BA Linguistics
About this course
Linguistics is the scientific study of language as a human capacity and as a social phenomenon. It examines the structures of sounds, words, and sentences, the ways in which meaning is created and communicated, how language varies across communities and changes over time, how children acquire it, and how it relates to thought and the brain. Linguists use empirical methods to investigate questions that have fascinated scholars for centuries and that have genuine contemporary relevance for education, technology, clinical practice, and our understanding of what it means to be human. Newcastle University's three-year full-time linguistics programme includes a sandwich year, a year abroad, and professional work placement experience, offering an unusually broad combination of academic and real-world engagement for a humanities discipline. The placement and year abroad develop your ability to apply linguistic knowledge in professional contexts, from language technology and education to communications and research, and to experience language use in an international setting.

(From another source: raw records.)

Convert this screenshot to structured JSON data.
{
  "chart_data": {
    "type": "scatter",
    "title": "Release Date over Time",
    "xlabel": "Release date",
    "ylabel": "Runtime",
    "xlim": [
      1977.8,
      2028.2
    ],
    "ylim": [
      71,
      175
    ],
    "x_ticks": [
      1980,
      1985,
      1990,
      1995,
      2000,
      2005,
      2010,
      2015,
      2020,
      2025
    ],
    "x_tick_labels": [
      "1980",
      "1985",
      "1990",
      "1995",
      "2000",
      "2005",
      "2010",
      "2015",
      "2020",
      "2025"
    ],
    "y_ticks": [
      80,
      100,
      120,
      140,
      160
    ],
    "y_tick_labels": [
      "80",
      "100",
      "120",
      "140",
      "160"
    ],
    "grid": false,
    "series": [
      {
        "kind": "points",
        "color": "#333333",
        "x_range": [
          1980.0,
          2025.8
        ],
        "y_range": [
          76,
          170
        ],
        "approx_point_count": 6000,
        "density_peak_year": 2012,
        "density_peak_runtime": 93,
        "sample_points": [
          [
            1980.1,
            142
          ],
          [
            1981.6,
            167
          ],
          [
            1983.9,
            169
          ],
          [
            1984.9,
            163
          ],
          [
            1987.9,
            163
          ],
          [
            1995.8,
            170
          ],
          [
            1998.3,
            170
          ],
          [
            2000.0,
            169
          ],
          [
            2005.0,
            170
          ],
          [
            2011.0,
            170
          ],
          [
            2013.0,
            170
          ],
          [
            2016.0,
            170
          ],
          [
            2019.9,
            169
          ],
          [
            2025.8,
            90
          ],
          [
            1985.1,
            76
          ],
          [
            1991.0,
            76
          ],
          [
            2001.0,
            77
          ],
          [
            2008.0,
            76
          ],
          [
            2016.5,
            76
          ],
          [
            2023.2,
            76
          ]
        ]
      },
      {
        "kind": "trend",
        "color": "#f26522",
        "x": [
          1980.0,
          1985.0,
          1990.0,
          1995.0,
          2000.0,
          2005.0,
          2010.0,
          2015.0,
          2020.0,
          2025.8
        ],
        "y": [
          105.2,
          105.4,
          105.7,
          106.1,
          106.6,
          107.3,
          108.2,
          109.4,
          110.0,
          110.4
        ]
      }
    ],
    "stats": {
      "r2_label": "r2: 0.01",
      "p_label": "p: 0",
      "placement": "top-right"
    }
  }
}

You will study phonetics and phonology, morphology and syntax, semantics and pragmatics, sociolinguistics, psycholinguistics, language acquisition, historical linguistics, and the computational dimensions of language, developing both theoretical depth and practical analytical skills. Newcastle's research in theoretical and applied linguistics informs the programme throughout. Linguistics graduates go on to work in language technology, speech and language therapy, education, lexicography, translation, publishing, advertising, public relations, policy, and a wide range of roles where understanding how language works is directly relevant. Many continue to postgraduate study in linguistics, speech and language therapy, language teaching, or computational linguistics, and some pursue doctoral research in areas from phonology to sociolinguistics or natural language processing. The analytical and research skills the degree develops are valued across any field where evidence about language and communication matters.